Longview ISD officials have scheduled a series of meetings to gather community input as they consider applying for district-wide charter status.
Board President and Place 4 Trustee Ginia Northcutt said the district has wanted to turn all of its schools into charter campuses since Senate Bill 1882 was passed in 2017.
SB 1882 is a state law that lays a path for a nonprofit charter school group to operate public school campuses. District officials have hailed the charter option as a way to fund innovative education opportunities and receive a significant infusion of state money .
In May, Longview got approval to turn six schools into a district-within-a-district of charter campuses through SB 1882. Those campuses, operated by the nonprofit East Texas Advanced Academies, are East Texas Montessori Prep Academy, Ware East Texas Montessori Academy, Johnston-McQueen Elementary School, Bramlette STEAM Academy, J.L. Everhart Elementary School and Forest Park Magnet School.

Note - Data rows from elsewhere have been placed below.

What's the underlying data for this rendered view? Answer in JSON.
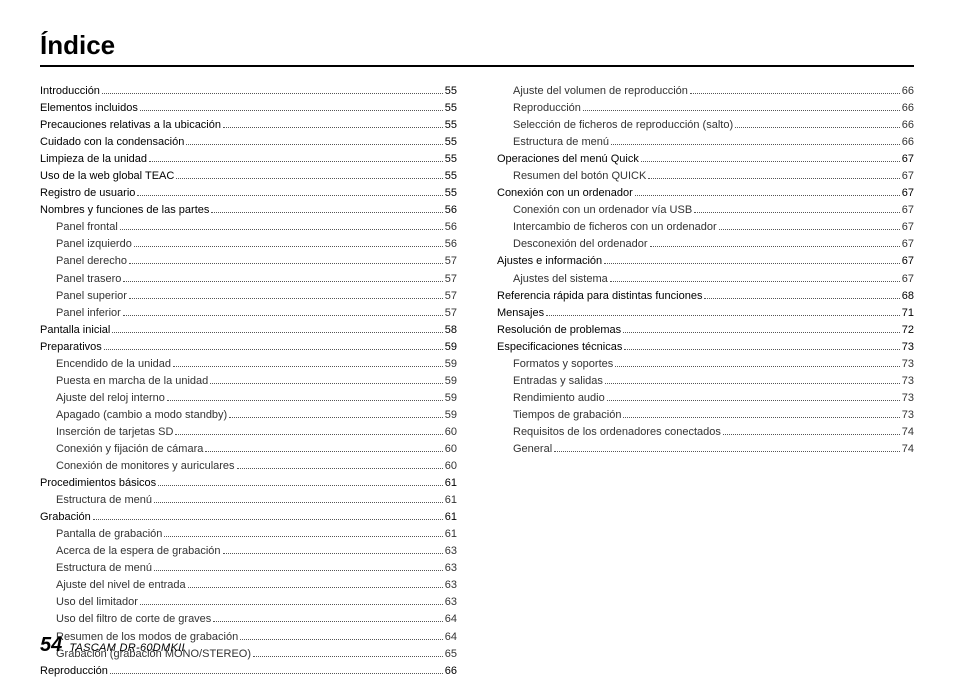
{
  "title": "Índice",
  "footer": {
    "page": "54",
    "product": "TASCAM  DR-60DMKII"
  },
  "leftColumn": [
    {
      "level": 1,
      "label": "Introducción",
      "page": "55"
    },
    {
      "level": 1,
      "label": "Elementos incluidos",
      "page": "55"
    },
    {
      "level": 1,
      "label": "Precauciones relativas a la ubicación",
      "page": "55"
    },
    {
      "level": 1,
      "label": "Cuidado con la condensación",
      "page": "55"
    },
    {
      "level": 1,
      "label": "Limpieza de la unidad",
      "page": "55"
    },
    {
      "level": 1,
      "label": "Uso de la web global TEAC",
      "page": "55"
    },
    {
      "level": 1,
      "label": "Registro de usuario",
      "page": "55"
    },
    {
      "level": 1,
      "label": "Nombres y funciones de las partes",
      "page": "56"
    },
    {
      "level": 2,
      "label": "Panel frontal",
      "page": "56"
    },
    {
      "level": 2,
      "label": "Panel izquierdo",
      "page": "56"
    },
    {
      "level": 2,
      "label": "Panel derecho",
      "page": "57"
    },
    {
      "level": 2,
      "label": "Panel trasero",
      "page": "57"
    },
    {
      "level": 2,
      "label": "Panel superior",
      "page": "57"
    },
    {
      "level": 2,
      "label": "Panel inferior",
      "page": "57"
    },
    {
      "level": 1,
      "label": "Pantalla inicial",
      "page": "58"
    },
    {
      "level": 1,
      "label": "Preparativos",
      "page": "59"
    },
    {
      "level": 2,
      "label": "Encendido de la unidad",
      "page": "59"
    },
    {
      "level": 2,
      "label": "Puesta en marcha de la unidad",
      "page": "59"
    },
    {
      "level": 2,
      "label": "Ajuste del reloj interno",
      "page": "59"
    },
    {
      "level": 2,
      "label": "Apagado (cambio a modo standby)",
      "page": "59"
    },
    {
      "level": 2,
      "label": "Inserción de tarjetas SD",
      "page": "60"
    },
    {
      "level": 2,
      "label": "Conexión y fijación de cámara",
      "page": "60"
    },
    {
      "level": 2,
      "label": "Conexión de monitores y auriculares",
      "page": "60"
    },
    {
      "level": 1,
      "label": "Procedimientos básicos",
      "page": "61"
    },
    {
      "level": 2,
      "label": "Estructura de menú",
      "page": "61"
    },
    {
      "level": 1,
      "label": "Grabación",
      "page": "61"
    },
    {
      "level": 2,
      "label": "Pantalla de grabación",
      "page": "61"
    },
    {
      "level": 2,
      "label": "Acerca de la espera de grabación",
      "page": "63"
    },
    {
      "level": 2,
      "label": "Estructura de menú",
      "page": "63"
    },
    {
      "level": 2,
      "label": "Ajuste del nivel de entrada",
      "page": "63"
    },
    {
      "level": 2,
      "label": "Uso del limitador",
      "page": "63"
    },
    {
      "level": 2,
      "label": "Uso del filtro de corte de graves",
      "page": "64"
    },
    {
      "level": 2,
      "label": "Resumen de los modos de grabación",
      "page": "64"
    },
    {
      "level": 2,
      "label": "Grabación (grabación MONO/STEREO)",
      "page": "65"
    },
    {
      "level": 1,
      "label": "Reproducción",
      "page": "66"
    }
  ],
  "rightColumn": [
    {
      "level": 2,
      "label": "Ajuste del volumen de reproducción",
      "page": "66"
    },
    {
      "level": 2,
      "label": "Reproducción",
      "page": "66"
    },
    {
      "level": 2,
      "label": "Selección de ficheros de reproducción (salto)",
      "page": "66"
    },
    {
      "level": 2,
      "label": "Estructura de menú",
      "page": "66"
    },
    {
      "level": 1,
      "label": "Operaciones del menú Quick",
      "page": "67"
    },
    {
      "level": 2,
      "label": "Resumen del botón QUICK",
      "page": "67"
    },
    {
      "level": 1,
      "label": "Conexión con un ordenador",
      "page": "67"
    },
    {
      "level": 2,
      "label": "Conexión con un ordenador vía USB",
      "page": "67"
    },
    {
      "level": 2,
      "label": "Intercambio de ficheros con un ordenador",
      "page": "67"
    },
    {
      "level": 2,
      "label": "Desconexión del ordenador",
      "page": "67"
    },
    {
      "level": 1,
      "label": "Ajustes e información",
      "page": "67"
    },
    {
      "level": 2,
      "label": "Ajustes del sistema",
      "page": "67"
    },
    {
      "level": 1,
      "label": "Referencia rápida para distintas funciones",
      "page": "68"
    },
    {
      "level": 1,
      "label": "Mensajes",
      "page": "71"
    },
    {
      "level": 1,
      "label": "Resolución de problemas",
      "page": "72"
    },
    {
      "level": 1,
      "label": "Especificaciones técnicas",
      "page": "73"
    },
    {
      "level": 2,
      "label": "Formatos y soportes",
      "page": "73"
    },
    {
      "level": 2,
      "label": "Entradas y salidas",
      "page": "73"
    },
    {
      "level": 2,
      "label": "Rendimiento audio",
      "page": "73"
    },
    {
      "level": 2,
      "label": "Tiempos de grabación",
      "page": "73"
    },
    {
      "level": 2,
      "label": "Requisitos de los ordenadores conectados",
      "page": "74"
    },
    {
      "level": 2,
      "label": "General",
      "page": "74"
    }
  ]
}
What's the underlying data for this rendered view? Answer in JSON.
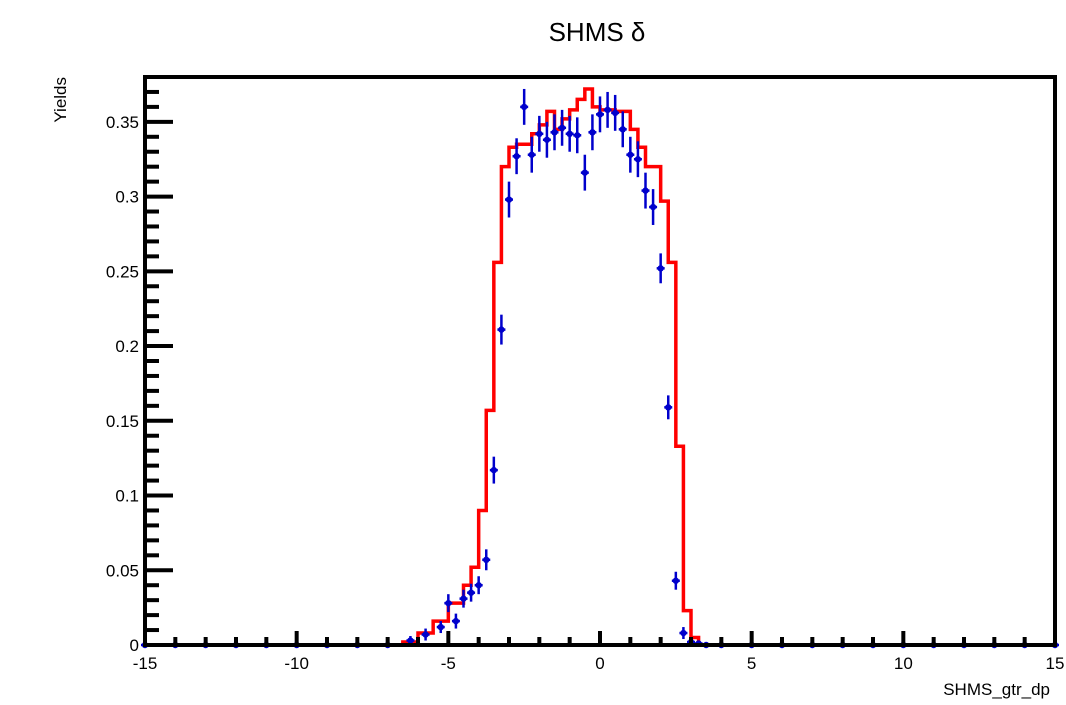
{
  "chart_data": {
    "type": "histogram",
    "title": "SHMS δ",
    "xlabel": "SHMS_gtr_dp",
    "ylabel": "Yields",
    "xlim": [
      -15,
      15
    ],
    "ylim": [
      0,
      0.38
    ],
    "x_ticks": [
      -15,
      -10,
      -5,
      0,
      5,
      10,
      15
    ],
    "x_tick_labels": [
      "-15",
      "-10",
      "-5",
      "0",
      "5",
      "10",
      "15"
    ],
    "y_ticks": [
      0,
      0.05,
      0.1,
      0.15,
      0.2,
      0.25,
      0.3,
      0.35
    ],
    "y_tick_labels": [
      "0",
      "0.05",
      "0.1",
      "0.15",
      "0.2",
      "0.25",
      "0.3",
      "0.35"
    ],
    "grid": false,
    "legend": "none",
    "series": [
      {
        "kind": "step",
        "color": "#ff0000",
        "edges": [
          -15,
          -6.5,
          -6.0,
          -5.5,
          -5.0,
          -4.5,
          -4.25,
          -4.0,
          -3.75,
          -3.5,
          -3.25,
          -3.0,
          -2.75,
          -2.5,
          -2.25,
          -2.0,
          -1.75,
          -1.5,
          -1.25,
          -1.0,
          -0.75,
          -0.5,
          -0.25,
          0.0,
          0.5,
          1.0,
          1.25,
          1.5,
          2.0,
          2.25,
          2.5,
          2.75,
          3.0,
          3.25,
          3.5,
          15
        ],
        "values": [
          0,
          0.002,
          0.008,
          0.016,
          0.028,
          0.04,
          0.052,
          0.09,
          0.157,
          0.256,
          0.32,
          0.333,
          0.335,
          0.335,
          0.342,
          0.348,
          0.357,
          0.345,
          0.352,
          0.358,
          0.365,
          0.372,
          0.36,
          0.358,
          0.357,
          0.345,
          0.333,
          0.32,
          0.297,
          0.256,
          0.133,
          0.023,
          0.005,
          0,
          0
        ]
      },
      {
        "kind": "points",
        "color": "#0000cc",
        "x": [
          -15,
          -14,
          -13,
          -12,
          -11,
          -10,
          -9,
          -8,
          -7,
          -6.25,
          -5.75,
          -5.25,
          -5.0,
          -4.75,
          -4.5,
          -4.25,
          -4.0,
          -3.75,
          -3.5,
          -3.25,
          -3.0,
          -2.75,
          -2.5,
          -2.25,
          -2.0,
          -1.75,
          -1.5,
          -1.25,
          -1.0,
          -0.75,
          -0.5,
          -0.25,
          0.0,
          0.25,
          0.5,
          0.75,
          1.0,
          1.25,
          1.5,
          1.75,
          2.0,
          2.25,
          2.5,
          2.75,
          3.0,
          3.25,
          3.5,
          4.0,
          5.0,
          6.0,
          7.0,
          8.0,
          9.0,
          10.0,
          11.0,
          12.0,
          13.0,
          14.0,
          15.0
        ],
        "y": [
          0,
          0,
          0,
          0,
          0,
          0,
          0,
          0,
          0,
          0.003,
          0.007,
          0.012,
          0.028,
          0.016,
          0.031,
          0.035,
          0.04,
          0.057,
          0.117,
          0.211,
          0.298,
          0.327,
          0.36,
          0.328,
          0.342,
          0.338,
          0.343,
          0.346,
          0.342,
          0.341,
          0.316,
          0.343,
          0.355,
          0.358,
          0.356,
          0.345,
          0.328,
          0.325,
          0.304,
          0.293,
          0.252,
          0.159,
          0.043,
          0.008,
          0.002,
          0.001,
          0,
          0,
          0,
          0,
          0,
          0,
          0,
          0,
          0,
          0,
          0,
          0,
          0
        ],
        "yerr": [
          0.002,
          0.002,
          0.002,
          0.002,
          0.002,
          0.002,
          0.002,
          0.002,
          0.002,
          0.003,
          0.004,
          0.004,
          0.006,
          0.005,
          0.006,
          0.006,
          0.006,
          0.007,
          0.009,
          0.01,
          0.012,
          0.012,
          0.012,
          0.012,
          0.012,
          0.012,
          0.012,
          0.012,
          0.012,
          0.012,
          0.012,
          0.012,
          0.012,
          0.012,
          0.012,
          0.012,
          0.012,
          0.012,
          0.012,
          0.012,
          0.01,
          0.008,
          0.006,
          0.004,
          0.003,
          0.002,
          0.002,
          0.002,
          0.002,
          0.002,
          0.002,
          0.002,
          0.002,
          0.002,
          0.002,
          0.002,
          0.002,
          0.002,
          0.002
        ]
      }
    ]
  }
}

Superintendent James Wilcox wrote in a column for the Longview Voice, the school district’s newspaper, that the district is “waiting for word from the TEA about district-wide charters, but if everything goes through, it could prove to be an amazing opportunity for all of our campuses to excel.”
Craig Coleman, chief innovation officer for the district, said turning all schools into charter campuses is being explored by the district and school board, and no action has been taken with the Texas Education Agency.
“All of it comes down to student achievement,” he said. “(The board) wants to provide schools that will be quality schools for students that will offer them opportunities in different avenues, whatever avenues they choose, and that will provide them with the best education that they can get so they can leave here prepared and ready.”
Some of the benefits of becoming a charter campus are district-wide International Baccalaureate training, a new Career Technology Education program that meets IB standards, expanding programs such as the East Texas Advanced Manufacturing Academy, Montessori and advancing STEAM (science, technology, engineering, art and mathematics) education, Coleman said.
He added that a district-wide charter system would bring additional state funding.
It is unclear if East Texas Advanced Academies would run all the campuses, Coleman said, adding that the district would seek proposals to evaluate the best fit.
The ETAA board is appointed, unlike elected trustees on the Longview ISD board. Coleman said the boards running the charter campuses would be evaluated by the district’s school board.
And even though the non-elected boards would make decisions with taxpayer funds, Coleman said the elected school board still would have control.
The town hall meetings to discuss the district-wide charter plan are set 6 to 7:15 p.m. on four evenings: Sept. 23 at East Texas Advanced Manufacturing Academy; Oct. 1 at Forest Park Magnet School; Oct. 8 at Judson STEAM Academy; and Nov. 5 at Longview High School.
“The town halls are an opportunity for us to hear what does our community want, what does a great school look like for a community and how can being a charter school district provide more opportunity for what our community wants,” Northcutt said. “That includes teachers, parents, taxpayers. It’s an opportunity for us to listen to what our community wants, and it’s also an opportunity for us to explain what this charter status is.”
Coleman said a district-wide charter system would provide “some different opportunities for our kids.”
“We have some campuses now that are focusing on engineering. We have some campuses that are focusing on health services,” he said. “Just based upon what the board finds through their assessment of the community and everything else, they would be able to say these are our needs, these are our wants, we can specialize in some different areas.”